During colonialism Korea’s populace in increasing numbers moved to cities and became urbanized these new urbanites worked in factories and were used to the organization of modern commerce. The Japanese also let a small number of Koreans develop into a semi-elite. Although this group never held powerful positions many of them were educated in Japanese schools, and became either involved in the military or worked as businessmen, bureaucrats, lawyers, and doctors. This elite provided much of the leadership and framework for post World War Two Korean Government in Korea. They had an intimate knowledge of Japanese companies, language, organizational structure, and government. The Korean elites that emerged after the liberation of 1945 and helped steer Korea’s economic policies under Park Chung Hee had an intimate knowledge of Japan.

Some of them like Park had been educated in Japanese schools, some had worked for the Japanese, and nearly all of them spoke fluent Japanese. It was this closeness to Japan both geographically and culturally that made it natural for the Koreans to use the Japanese model of industrialization when Japan’s economy boomed in the 1960’s and 1970’s. The leaders of Korea were ambivalent about relying on Japan, on one hand they felt a profound respect for Japan and its successes and on the other a deep hatred for what Japan had done to Korea in the past. But Japan still served as a model for Park Chung Hee who normalized relations with Japan in 1965 and turned to Japan for technology, equipment, and a model for development. Some nationalistic Korean scholars say that Japan’s colonialism slowed Korea’s growth by exploiting Korea and disturbing its economy.

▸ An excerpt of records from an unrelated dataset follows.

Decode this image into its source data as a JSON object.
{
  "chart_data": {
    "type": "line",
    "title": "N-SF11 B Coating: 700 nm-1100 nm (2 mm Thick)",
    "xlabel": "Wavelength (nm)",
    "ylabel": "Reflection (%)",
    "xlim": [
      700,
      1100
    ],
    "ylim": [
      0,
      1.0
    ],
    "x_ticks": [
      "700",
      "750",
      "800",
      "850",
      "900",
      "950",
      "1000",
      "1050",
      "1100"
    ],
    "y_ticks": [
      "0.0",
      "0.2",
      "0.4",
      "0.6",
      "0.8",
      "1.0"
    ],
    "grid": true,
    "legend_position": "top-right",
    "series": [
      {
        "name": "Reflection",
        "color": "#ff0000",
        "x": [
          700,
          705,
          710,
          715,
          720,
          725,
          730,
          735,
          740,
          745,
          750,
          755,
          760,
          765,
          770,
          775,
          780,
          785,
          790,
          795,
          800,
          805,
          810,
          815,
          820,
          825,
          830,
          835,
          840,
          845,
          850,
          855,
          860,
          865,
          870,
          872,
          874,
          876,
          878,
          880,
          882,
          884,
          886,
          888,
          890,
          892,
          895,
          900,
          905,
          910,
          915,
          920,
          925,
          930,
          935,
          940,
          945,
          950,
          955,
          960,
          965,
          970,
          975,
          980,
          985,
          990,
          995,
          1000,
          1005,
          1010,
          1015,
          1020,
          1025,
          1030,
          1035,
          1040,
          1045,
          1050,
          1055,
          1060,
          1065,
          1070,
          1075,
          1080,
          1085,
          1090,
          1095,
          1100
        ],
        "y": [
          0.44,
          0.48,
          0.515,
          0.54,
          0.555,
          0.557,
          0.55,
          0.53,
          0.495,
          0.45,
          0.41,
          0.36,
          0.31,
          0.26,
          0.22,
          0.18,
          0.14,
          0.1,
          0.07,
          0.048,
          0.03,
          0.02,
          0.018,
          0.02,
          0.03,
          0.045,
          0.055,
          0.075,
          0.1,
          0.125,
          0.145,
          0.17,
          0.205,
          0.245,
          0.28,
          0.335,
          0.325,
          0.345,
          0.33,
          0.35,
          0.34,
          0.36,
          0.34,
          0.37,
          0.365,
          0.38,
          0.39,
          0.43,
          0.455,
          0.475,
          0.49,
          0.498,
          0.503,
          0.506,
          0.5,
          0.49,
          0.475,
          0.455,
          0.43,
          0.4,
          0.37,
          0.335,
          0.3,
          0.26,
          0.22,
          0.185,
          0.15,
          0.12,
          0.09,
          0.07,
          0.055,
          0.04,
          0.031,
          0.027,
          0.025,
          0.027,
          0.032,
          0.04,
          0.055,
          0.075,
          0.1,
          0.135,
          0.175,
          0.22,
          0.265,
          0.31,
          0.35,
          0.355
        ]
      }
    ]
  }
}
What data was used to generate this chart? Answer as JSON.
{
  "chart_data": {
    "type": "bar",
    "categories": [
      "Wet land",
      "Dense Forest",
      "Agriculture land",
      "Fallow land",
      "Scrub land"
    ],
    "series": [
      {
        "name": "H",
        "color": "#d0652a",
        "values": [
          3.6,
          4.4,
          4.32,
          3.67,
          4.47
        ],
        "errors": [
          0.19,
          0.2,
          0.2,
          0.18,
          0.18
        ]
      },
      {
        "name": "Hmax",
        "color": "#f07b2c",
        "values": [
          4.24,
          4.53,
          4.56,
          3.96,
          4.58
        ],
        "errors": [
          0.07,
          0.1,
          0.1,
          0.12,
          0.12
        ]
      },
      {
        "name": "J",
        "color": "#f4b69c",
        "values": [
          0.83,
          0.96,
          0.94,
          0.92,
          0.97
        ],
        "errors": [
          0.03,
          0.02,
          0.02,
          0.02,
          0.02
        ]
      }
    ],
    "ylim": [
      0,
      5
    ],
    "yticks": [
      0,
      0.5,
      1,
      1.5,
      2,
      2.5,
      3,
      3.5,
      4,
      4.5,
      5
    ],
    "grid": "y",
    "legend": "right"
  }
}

But these views of Korea ignore the fundamental role that Japan’s policies of industrial colonialism played in allowing Korea to Industrialize during the 1960’s. Japan’s colonialism improved infrastructure, urbanized the nation, educated much of the populace, gave the pubic experience with modern commerce, and indoctrinated Korean elites in the Japanese language and culture. It was Korean elites history and close ties with Japan that made them turn naturally to Japan to provide a development model. Japan’s legacy of colonialism in Korea is felt not only in the many graves and monuments that attest to Japanese brutality but also in the modern cities of South Korea and the heavy industries along the Yalu River in the North.